At one of the Oasis centers, Haifa al-Tamkeh, a 37-year-old from Daraa in Syria, is marking her third year in exile. Although she had never held a job before, Tamkeh had no choice but to find work to support her nine children after her husband had a heart attack. She participated in the Oasis cash-for-work program for a year and says she felt “great fulfillment to be working. I was so happy because now, for the first time, everyone is waiting for me to come home.”
Due to limited funding and high demand, U.N. Women must rotate refugees through the program on a yearly basis, and Tamkeh is now unemployed again, depending on assistance from aid organizations like UNHCR.
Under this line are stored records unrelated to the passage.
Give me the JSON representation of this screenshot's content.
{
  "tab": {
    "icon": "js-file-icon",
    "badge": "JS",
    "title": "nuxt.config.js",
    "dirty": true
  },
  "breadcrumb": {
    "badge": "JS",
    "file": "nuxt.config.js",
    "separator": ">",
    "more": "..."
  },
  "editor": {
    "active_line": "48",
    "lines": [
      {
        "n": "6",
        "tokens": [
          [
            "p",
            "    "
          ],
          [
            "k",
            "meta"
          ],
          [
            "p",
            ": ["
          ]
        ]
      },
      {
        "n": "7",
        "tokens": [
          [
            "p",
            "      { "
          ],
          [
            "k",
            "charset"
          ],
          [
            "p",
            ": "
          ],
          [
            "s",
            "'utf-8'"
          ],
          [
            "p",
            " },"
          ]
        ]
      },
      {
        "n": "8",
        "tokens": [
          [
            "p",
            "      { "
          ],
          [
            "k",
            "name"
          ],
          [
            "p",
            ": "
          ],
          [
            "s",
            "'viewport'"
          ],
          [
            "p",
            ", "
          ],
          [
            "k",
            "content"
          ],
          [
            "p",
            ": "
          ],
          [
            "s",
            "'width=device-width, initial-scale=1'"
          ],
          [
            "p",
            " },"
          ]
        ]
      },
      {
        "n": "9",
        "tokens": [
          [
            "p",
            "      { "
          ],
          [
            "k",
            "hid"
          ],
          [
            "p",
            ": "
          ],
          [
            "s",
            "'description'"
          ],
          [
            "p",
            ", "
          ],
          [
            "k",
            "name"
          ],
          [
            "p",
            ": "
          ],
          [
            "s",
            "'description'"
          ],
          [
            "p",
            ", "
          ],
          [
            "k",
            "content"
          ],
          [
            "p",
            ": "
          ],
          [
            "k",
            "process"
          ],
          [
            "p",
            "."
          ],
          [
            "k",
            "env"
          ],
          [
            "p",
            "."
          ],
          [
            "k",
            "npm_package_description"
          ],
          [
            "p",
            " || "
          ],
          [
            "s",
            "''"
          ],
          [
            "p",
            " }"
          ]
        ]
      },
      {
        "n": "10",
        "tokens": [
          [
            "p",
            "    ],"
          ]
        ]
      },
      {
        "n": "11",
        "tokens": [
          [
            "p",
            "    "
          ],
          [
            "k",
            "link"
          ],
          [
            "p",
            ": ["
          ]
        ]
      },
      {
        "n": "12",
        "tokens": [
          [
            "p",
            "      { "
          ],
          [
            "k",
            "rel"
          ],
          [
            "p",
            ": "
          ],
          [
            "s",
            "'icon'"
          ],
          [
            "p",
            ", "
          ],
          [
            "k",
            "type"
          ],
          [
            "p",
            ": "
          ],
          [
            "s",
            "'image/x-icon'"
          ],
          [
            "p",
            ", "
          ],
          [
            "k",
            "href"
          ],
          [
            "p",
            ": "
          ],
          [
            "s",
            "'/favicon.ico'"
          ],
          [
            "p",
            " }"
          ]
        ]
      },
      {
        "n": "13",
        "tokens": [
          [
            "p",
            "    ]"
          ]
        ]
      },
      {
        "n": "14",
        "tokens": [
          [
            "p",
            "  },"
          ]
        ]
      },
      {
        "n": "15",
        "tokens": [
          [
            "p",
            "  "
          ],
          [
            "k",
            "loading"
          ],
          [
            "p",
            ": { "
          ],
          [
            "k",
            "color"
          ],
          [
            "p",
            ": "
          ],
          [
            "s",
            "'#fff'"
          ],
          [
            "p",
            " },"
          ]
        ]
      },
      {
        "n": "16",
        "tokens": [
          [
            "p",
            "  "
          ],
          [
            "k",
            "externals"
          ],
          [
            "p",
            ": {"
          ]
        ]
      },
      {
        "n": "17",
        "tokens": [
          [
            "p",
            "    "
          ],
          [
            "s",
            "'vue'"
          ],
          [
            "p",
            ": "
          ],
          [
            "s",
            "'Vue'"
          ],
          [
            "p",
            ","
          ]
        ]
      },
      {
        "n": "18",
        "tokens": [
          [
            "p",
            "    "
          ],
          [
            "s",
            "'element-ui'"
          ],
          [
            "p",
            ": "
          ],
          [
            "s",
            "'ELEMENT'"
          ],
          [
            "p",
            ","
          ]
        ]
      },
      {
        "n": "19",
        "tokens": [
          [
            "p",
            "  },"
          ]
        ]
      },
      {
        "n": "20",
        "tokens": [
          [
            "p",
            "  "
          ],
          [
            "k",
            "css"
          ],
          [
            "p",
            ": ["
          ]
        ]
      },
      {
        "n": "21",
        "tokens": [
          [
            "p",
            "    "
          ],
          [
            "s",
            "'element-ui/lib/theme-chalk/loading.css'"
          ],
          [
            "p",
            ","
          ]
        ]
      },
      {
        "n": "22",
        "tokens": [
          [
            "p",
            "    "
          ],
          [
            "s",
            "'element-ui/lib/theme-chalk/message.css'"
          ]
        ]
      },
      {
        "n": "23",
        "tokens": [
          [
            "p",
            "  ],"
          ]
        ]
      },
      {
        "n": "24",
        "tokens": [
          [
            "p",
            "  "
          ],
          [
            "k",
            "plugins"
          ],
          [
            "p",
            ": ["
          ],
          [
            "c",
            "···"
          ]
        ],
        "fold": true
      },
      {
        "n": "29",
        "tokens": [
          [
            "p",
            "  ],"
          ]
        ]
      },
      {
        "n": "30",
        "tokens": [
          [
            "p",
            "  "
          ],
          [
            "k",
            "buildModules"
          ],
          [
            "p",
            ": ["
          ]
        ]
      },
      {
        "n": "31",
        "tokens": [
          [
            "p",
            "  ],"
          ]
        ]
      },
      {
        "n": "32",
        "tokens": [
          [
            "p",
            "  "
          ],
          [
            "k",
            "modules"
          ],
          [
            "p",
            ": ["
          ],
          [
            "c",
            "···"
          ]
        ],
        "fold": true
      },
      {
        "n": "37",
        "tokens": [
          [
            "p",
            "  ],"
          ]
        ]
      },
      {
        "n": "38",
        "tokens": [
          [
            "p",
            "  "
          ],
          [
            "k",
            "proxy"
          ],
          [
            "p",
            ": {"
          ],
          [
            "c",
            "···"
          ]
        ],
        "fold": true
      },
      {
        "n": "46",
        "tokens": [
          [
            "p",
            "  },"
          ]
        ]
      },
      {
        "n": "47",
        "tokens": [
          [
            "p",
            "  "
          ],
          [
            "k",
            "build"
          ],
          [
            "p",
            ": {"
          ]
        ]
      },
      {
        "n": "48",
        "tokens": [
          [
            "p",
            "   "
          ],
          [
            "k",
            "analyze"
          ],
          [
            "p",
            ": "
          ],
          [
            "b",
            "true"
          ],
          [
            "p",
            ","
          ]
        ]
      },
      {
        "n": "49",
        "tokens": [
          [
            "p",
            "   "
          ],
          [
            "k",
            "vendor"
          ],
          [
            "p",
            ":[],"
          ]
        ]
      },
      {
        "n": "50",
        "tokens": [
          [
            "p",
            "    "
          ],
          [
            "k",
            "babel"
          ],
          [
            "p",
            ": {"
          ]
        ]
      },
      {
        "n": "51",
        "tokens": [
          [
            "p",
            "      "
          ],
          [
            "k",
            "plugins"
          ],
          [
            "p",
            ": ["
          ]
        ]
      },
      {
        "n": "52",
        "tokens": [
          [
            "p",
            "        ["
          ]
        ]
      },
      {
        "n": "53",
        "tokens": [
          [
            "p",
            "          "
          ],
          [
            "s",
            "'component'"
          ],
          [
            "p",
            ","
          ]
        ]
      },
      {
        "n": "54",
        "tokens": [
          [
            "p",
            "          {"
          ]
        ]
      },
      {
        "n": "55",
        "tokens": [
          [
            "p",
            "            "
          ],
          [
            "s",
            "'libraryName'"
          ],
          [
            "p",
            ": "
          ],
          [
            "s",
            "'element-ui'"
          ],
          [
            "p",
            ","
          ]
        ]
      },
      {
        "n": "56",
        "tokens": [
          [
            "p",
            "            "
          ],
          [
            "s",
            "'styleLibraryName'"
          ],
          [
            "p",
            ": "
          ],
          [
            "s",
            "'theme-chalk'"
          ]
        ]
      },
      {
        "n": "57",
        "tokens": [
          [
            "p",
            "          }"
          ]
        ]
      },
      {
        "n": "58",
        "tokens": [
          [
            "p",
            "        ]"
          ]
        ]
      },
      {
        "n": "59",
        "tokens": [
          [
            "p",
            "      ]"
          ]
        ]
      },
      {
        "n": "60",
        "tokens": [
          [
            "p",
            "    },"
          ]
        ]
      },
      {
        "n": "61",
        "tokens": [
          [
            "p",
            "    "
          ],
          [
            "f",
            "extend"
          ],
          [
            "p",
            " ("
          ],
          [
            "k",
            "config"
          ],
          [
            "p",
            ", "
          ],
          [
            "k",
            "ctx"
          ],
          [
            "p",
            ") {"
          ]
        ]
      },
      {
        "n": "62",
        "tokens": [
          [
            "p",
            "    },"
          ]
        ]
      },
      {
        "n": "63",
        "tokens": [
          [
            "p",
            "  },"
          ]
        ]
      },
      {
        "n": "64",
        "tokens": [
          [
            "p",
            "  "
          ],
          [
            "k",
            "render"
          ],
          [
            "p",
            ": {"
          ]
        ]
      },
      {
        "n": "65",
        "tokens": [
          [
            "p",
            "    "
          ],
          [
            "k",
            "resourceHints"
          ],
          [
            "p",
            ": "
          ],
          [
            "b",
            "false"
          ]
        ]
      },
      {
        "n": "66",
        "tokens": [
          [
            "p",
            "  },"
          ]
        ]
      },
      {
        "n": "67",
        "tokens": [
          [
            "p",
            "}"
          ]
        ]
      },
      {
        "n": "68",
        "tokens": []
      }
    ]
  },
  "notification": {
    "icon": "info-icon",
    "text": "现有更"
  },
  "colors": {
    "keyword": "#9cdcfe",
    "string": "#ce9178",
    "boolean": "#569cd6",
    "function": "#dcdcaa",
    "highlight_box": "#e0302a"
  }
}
Tamkeh is also worried about the safety of her daughters. This is why she took her youngest daughter out of school at 16 and married her to a cousin. “Normally, I think it would be good for her to finish school,” she says. “But it’s not safe here—there are dangerous thugs.”
With so few job opportunities and the risk of violence so high, many Syrian families see marriage as both a way to keep their daughters safe and to support themselves economically through a dowry exchange. A 2014 report from Save the Children found that, among Syrian refugees in Jordan, one in every four marriages is of a girl under the age of 18, often to much older men.
Still, Tamkeh says the U.N. Women program has given her an independence she never could have imagined. “When I arrived in Jordan, I felt so hopeless. Now I’ve learned not only to sew and design clothes—I’ve learned how to be strong.”